Long before the world's largest gypsum dunefield formed, the Tularosa Basin looked very different. In fact, before the Pleistocene epoch ended about 12,000 years ago, there were giant lakes, streams, and grasslands here! The climate was wetter and cooler, producing a lot more rain and snow than today. All this water created one of the largest lakes in the southwest, called Lake Otero. This lake covered 1,600 square miles - that's larger than the state of Rhode Island!
Under this wetter environment, the basin teemed with life. Along with the small rodents and rabbits we have today, there were also enormous ice age mammals that roamed the shores of Lake Otero and the surrounding grasslands. Mammoths, ground sloths, ancient camels, dire wolves, and saber-toothed cats, all of these once crossed the Tularosa Basin where the white sands dunes lie today.
How do we know these incredible animals were here? Well, they left fossil footprints (trace fossils)! As these ancient giants walked the muddy shores of Lake Otero, their body weight compressed the wet clay and gypsum, creating footprints that that can be found today! In the ever-changing environment of our shifting sands, these fragile tracks are uncovered by the wind before rapidly eroding away, with many tracks having disappeared only after two years. Who knows what is still out there for us to discover?
During the Pleistocene Epoch, lions did not just live in Africa like African lions today. Large, lion-like cats lived throughout the world, like the American lions found in North America. Some debate exists about whether American lions were actually lions or a completely separate species, but whatever they were, they were surely fierce predators. About four feet (1.2 m) tall at the shoulder and possibly weighing over 500 pounds (230 kg), American lions were large, with long, slender legs well-suited for chasing down prey. They would have likely hunted by ambush, preying on animals like deer, camels, ground sloths, bison, and even young mammoths.
Camels are commonly associated with Africa, but did you know they actually originated in North America? Several now-extinct camel species once roamed this continent, such as the ancient western camel. This Pleistocene giant probably looked a lot like modern, one-humped dromedary camels, but it boasted longer legs, standing up to seven feet (over two meters) tall at the shoulder. These camels were opportunistic herbivores and ate whatever plant material they could find. They grazed and browsed over large ranges, leaving behind distinctive footprints like the ones found here at White Sands.

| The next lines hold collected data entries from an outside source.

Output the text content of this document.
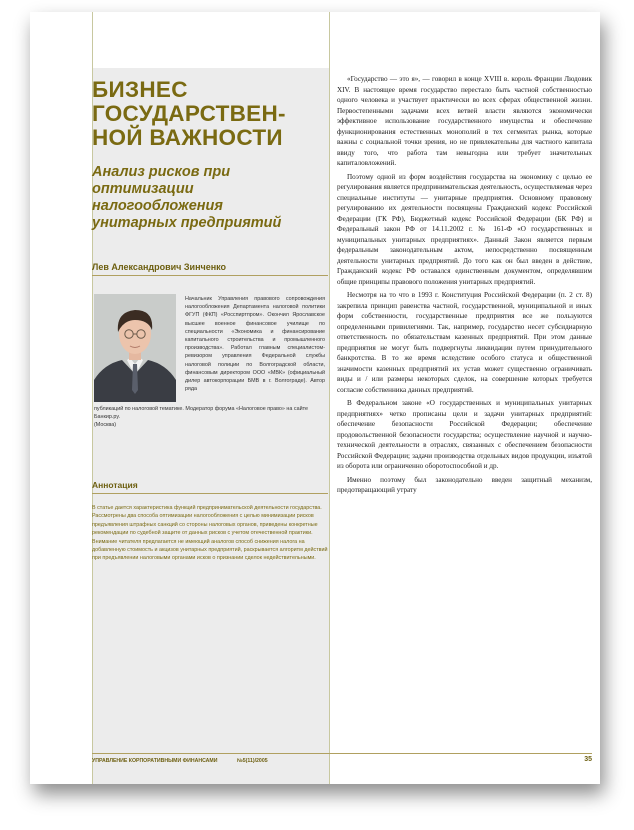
БИЗНЕС
ГОСУДАРСТВЕН-
НОЙ ВАЖНОСТИ
Анализ рисков при
оптимизации
налогообложения
унитарных предприятий
Лев Александрович Зинченко
Начальник Управления правового сопровождения налогообложения Департамента налоговой политики ФГУП (ФКП) «Росспиртпром». Окончил Ярославское высшее военное финансовое училище по специальности «Экономика и финансирование капитального строительства и промышленного производства». Работал главным специалистом-ревизором управления Федеральной службы налоговой полиции по Волгоградской области, финансовым директором ООО «МВК» (официальный дилер автокорпорации БМВ в г. Волгограде). Автор ряда
публикаций по налоговой тематике. Модератор форума «Налоговое право» на сайте Банкир.ру.
(Москва)
Аннотация
В статье дается характеристика функций предпринимательской деятельности государства. Рассмотрены два способа оптимизации налогообложения с целью минимизации рисков предъявления штрафных санкций со стороны налоговых органов, приведены конкретные рекомендации по судебной защите от данных рисков с учетом отечественной практики. Внимание читателя предлагается не имеющий аналогов способ снижения налога на добавленную стоимость и акцизов унитарных предприятий, раскрывается алгоритм действий при предъявлении налоговыми органами исков о признании сделок недействительными.

«Государство — это я», — говорил в конце XVIII в. король Франции Людовик XIV. В настоящее время государство перестало быть частной собственностью одного человека и участвует практически во всех сферах общественной жизни. Первостепенными задачами всех ветвей власти являются экономически эффективное использование государственного имущества и обеспечение функционирования естественных монополий в тех сегментах рынка, которые важны с социальной точки зрения, но не привлекательны для частного капитала ввиду того, что работа там невыгодна или требует значительных капиталовложений.

Поэтому одной из форм воздействия государства на экономику с целью ее регулирования является предпринимательская деятельность, осуществляемая через специальные институты — унитарные предприятия. Основному правовому регулированию их деятельности посвящены Гражданский кодекс Российской Федерации (ГК РФ), Бюджетный кодекс Российской Федерации (БК РФ) и Федеральный закон РФ от 14.11.2002 г. № 161-Ф «О государственных и муниципальных унитарных предприятиях». Данный Закон является первым федеральным законодательным актом, непосредственно посвященным деятельности унитарных предприятий. До того как он был введен в действие, Гражданский кодекс РФ оставался единственным документом, определявшим общие принципы правового положения унитарных предприятий.

Несмотря на то что в 1993 г. Конституция Российской Федерации (п. 2 ст. 8) закрепила принцип равенства частной, государственной, муниципальной и иных форм собственности, государственные предприятия все же пользуются определенными привилегиями. Так, например, государство несет субсидиарную ответственность по обязательствам казенных предприятий. При этом данные предприятия не могут быть подвергнуты ликвидации путем принудительного банкротства. В то же время вследствие особого статуса и общественной значимости казенных предприятий их устав может существенно ограничивать виды и / или размеры некоторых сделок, на совершение которых требуется согласие собственника данных предприятий.

В Федеральном законе «О государственных и муниципальных унитарных предприятиях» четко прописаны цели и задачи унитарных предприятий: обеспечение безопасности Российской Федерации; обеспечение продовольственной безопасности государства; осуществление научной и научно-технической деятельности в отраслях, связанных с обеспечением безопасности Российской Федерации; задачи производства отдельных видов продукции, изъятой из оборота или ограниченно оборотоспособной и др.

Именно поэтому был законодательно введен защитный механизм, предотвращающий утрату

УПРАВЛЕНИЕ КОРПОРАТИВНЫМИ ФИНАНСАМИ	№5(11)/2005	35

Once one of the most common large predators in North America, dire wolves were large wolves that lived in North and South America during the Pleistocene epoch. Standing at about 2.6-2.8 feet (80-85 cm) tall and weighing 130-150 pounds (60-68 kg), they were about the same size as modern gray wolves, but with a heavier, more muscular build. They had powerful jaws, with a stronger bite than modern wolves, and probably hunted in packs. This pack-hunting, combined with their bulky frames, would have allowed dire wolves to hunt large prey, like horses and bison.
Harlan’s Ground Sloth
One of the more bizarre animals of the Pleistocene epoch, ground sloths were ancient relatives of modern tree sloths, armadillos, and anteaters. The Harlan’s ground sloth, however, would have dwarfed any modern relatives. This massive animal stood 10 feet (three meters) tall when upright and weighed over a ton (about 2,200-2,400 pounds or 1000-1090 kilograms)! These giant herbivores lived in grasslands with permanent water sources. They had a slow, waddling walk and left kidney-bean shaped footprints, created as their back feet rotated inwards while walking. Some prints even appear bipedal, possibly caused by the large hind feet covering the tracks of the smaller front feet. This has caused ground sloth tracks in the past to be mistaken for tracks of a giant human!
Columbian mammoths are responsible for the mammoth tracks found here at White Sands. These mammoths were massive animals, standing at up to 14 feet (over four meters) tall at the shoulder and weighing 18,000-22,000 pounds (8,000-10,000 kilograms)! Like modern elephants, they had large tusks and ridged teeth for eating plants. Because of their massive size and herbivorous diet, they would have had to eat a lot; some scientists say this could have added up to 16 to 18 hours a day of eating! One surprising thing about these giant herbivores is that they probably didn't have much hair. Unlike the more well-known woolly mammoths, who evolved in colder regions, Columbian mammoths evolved in North America, covering a range from Canada to Nicaragua and Honduras. Climates here were warmer, so they would not have needed such thick coats.
One of the most well-known predators of the last ice age, saber-toothed cats are famous for their oversized canine teeth, which could reach seven to ten inches (17-20 cm) in length! These teeth may look intimidating, but biting into the strong muscles of a prey’s back or neck could have actually broken the long, thin canines. Because of this, saber-toothed cats likely used their teeth more for slashing at prey’s throats or bellies in ambush attacks. Standing around 3 feet (one meter) tall and possibly weighing up to 750 pounds (340 kg), saber-toothed cats would have had a bulky, muscular build that allowed them to take down large prey, like sloths, bison, and even young mammoths. Some fossil evidence suggests they may have even hunted in packs.